Chris - Was that just by chance do you think; just by luck they happen to select just one copy of everything in the one particular gamete that was successful, and so that's the one you saw, or do you think there's a mechanism at play here - nature has made provision for the fact that it's allowing this extra set of chromosomes to sneak through from time to time, so it's got a mechanism to deal with it when it happens?
Rita - There has been speculations, for example, that shutting down chromosome copies might do the job here, but, to my knowledge, this is not a clarified how plants actually manage to tolerate these extra chromosomes in comparison to animals, which are highly intolerant for this scenario.
Chris - Now, what are the implications of this? We've touched on why evolution might want to live with this because the benefits are obvious. Is there any implication in terms of where we see ourselves going from a plant breeding perspective?

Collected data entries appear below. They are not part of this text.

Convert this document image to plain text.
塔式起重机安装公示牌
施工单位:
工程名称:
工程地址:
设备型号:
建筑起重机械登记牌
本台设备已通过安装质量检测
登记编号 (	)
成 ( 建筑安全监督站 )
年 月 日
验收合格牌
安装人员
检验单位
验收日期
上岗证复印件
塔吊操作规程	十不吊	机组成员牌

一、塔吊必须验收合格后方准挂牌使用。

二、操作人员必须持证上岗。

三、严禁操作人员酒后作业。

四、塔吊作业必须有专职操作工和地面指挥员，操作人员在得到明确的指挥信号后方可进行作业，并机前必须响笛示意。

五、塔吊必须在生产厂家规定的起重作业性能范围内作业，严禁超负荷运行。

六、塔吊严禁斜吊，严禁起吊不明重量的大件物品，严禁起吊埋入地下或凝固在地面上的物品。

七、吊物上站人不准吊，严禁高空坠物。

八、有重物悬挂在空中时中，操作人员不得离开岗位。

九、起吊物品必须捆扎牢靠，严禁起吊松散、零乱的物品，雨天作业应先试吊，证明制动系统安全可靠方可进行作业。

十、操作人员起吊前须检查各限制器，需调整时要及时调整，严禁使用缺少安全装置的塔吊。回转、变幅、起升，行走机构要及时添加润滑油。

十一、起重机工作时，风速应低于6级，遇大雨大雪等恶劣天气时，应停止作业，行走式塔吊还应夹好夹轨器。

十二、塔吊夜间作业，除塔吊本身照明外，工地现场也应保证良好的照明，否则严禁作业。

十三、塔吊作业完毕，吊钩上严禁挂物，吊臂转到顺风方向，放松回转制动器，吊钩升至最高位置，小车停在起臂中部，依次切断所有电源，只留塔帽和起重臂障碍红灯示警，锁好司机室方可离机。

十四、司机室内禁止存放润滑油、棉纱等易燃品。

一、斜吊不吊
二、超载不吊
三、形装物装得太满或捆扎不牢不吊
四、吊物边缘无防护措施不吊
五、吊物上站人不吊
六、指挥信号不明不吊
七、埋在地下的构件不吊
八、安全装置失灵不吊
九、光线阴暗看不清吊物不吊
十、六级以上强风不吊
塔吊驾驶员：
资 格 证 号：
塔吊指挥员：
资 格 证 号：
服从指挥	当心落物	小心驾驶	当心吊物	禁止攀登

Rita - Yes. We think that this has implications for plant because the combination of beneficial traits from three parents in i think a cross can speed up breeding processes. That is one aspect. A second aspect which we consider important is that plant breeders often have the problem that they cannot combine plants because they are not related enough, and this is actually detected in the nourishing tissue, which checks for the DNA quality and quantity. And then if the test is not past, the seed, simply aborts. If we now have a means that the second father is not going through this quality check, then there would be maybe an option to combine plants which we could previously not combine in such three parent crosses.